Zugleich sind in mehreren EU-Mitgliedstaaten nationale Regelungen in Kraft getreten oder in Entstehung. Frankreich hatte als erstes Land im Frühjahr 2017 mit dem Loi de Vigilance seinen großen Unternehmen Sorgfaltspflichten auferlegt und sie im Falle der Missachtung haftbar gemacht. In der Schweiz scheiterte zwar die Konzernverantwortungsinitiative (KVI) nach einer beispiellosen Schmutzkampagne der Gegner*innen ganz knapp. Dort trat statt dem Vorschlag der KVI für eine Verfassungsänderung, der die Regierung zur Einführung von Sorgfaltspflichten und zivilrechtlicher Haftung verpflichtet hätte, der zuvor im Parlament beschlossene Gegenvorschlag in Kraft, der einige Unternehmen zu Sorgfaltsprüfungen in Bezug auf ausgewählte Themen wie Kinderarbeit und Konfliktrohstoffe verpflichtet. Doch neben Deutschland, wo der Bundestag am 11. Juni 2021 das Lieferkettensorgfaltspflichtengesetzes verabschiedete, beschloss auch das Parlament in Norwegen am 10.6.2021 ein Gesetz über Unternehmenstransparenz und Arbeit an grundlegenden Menschenrechten und menschenwürdigen Arbeitsbedingungen, das Unternehmen ab 50 Mitarbeitenden und bestimmtem Umsatz / Jahresbilanz dazu verpflichtet, ihre menschenrechtlichen Risiken zu untersuchen, ihnen zu begegnen und ggf. Wiedergutmachung zu gewähren. Die Unternehmen müssen darüber berichten und die Verbraucherschutzbehörde kann bei Verstößen Bußgelder verhängen.

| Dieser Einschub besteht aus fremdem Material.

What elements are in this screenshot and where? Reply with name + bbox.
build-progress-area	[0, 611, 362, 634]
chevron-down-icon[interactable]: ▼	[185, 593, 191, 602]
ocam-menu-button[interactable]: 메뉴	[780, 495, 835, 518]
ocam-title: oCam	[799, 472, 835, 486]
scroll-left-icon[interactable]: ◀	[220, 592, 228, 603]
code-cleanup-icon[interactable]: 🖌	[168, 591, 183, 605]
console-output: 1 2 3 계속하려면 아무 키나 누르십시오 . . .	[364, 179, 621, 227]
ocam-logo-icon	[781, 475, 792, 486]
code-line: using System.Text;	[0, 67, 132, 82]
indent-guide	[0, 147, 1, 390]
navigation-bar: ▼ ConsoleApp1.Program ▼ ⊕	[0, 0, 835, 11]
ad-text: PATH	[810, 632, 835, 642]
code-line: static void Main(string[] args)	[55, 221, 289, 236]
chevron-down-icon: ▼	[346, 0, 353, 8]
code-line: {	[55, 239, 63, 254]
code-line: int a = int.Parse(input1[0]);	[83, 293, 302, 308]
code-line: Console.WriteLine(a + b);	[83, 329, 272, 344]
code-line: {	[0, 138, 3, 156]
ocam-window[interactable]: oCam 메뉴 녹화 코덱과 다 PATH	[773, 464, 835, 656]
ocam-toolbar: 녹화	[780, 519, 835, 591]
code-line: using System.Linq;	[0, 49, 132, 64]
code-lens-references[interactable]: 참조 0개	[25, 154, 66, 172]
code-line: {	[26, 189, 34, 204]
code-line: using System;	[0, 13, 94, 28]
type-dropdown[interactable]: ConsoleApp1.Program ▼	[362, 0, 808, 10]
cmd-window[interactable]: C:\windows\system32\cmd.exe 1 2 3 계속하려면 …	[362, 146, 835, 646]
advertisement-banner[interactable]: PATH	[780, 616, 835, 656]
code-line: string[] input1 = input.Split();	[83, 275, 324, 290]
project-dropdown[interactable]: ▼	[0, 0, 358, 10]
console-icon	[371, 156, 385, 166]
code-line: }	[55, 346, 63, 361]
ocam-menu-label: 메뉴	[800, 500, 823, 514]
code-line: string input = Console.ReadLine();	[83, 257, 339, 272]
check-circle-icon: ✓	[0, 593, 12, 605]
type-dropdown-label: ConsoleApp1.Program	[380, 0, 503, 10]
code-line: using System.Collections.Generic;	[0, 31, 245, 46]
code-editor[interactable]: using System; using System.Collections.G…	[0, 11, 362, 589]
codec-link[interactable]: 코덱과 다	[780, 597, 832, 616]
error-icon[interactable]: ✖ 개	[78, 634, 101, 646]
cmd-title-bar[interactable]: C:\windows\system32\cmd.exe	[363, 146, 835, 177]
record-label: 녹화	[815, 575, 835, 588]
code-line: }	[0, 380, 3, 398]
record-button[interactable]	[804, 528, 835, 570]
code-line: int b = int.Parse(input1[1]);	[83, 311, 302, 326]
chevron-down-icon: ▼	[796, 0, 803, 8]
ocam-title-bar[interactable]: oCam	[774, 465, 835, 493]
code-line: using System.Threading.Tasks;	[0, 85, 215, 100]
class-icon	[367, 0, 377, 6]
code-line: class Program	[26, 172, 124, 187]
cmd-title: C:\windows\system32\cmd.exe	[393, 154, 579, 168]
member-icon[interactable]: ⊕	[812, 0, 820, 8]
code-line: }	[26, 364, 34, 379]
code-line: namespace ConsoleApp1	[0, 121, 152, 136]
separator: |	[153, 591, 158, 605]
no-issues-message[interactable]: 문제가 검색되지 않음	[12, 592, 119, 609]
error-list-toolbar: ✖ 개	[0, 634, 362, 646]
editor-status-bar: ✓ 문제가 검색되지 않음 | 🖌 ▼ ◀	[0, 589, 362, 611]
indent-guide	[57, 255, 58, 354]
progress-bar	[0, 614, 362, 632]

Auch in Österreich, Belgien und den Niederlanden liegen Vorschläge des Parlaments für Sorgfaltspflichtengesetze vor; In Finnland, Luxemburg und den Niederlanden haben die Regierungen angekündigt, entsprechende Gesetze zu entwickeln.
Der europäische Dachverband European Coalition for Corporate Justice (ECCJ) verfolgt die Entwicklungen in der EU intensiv und berichtet kontinuierlich darüber.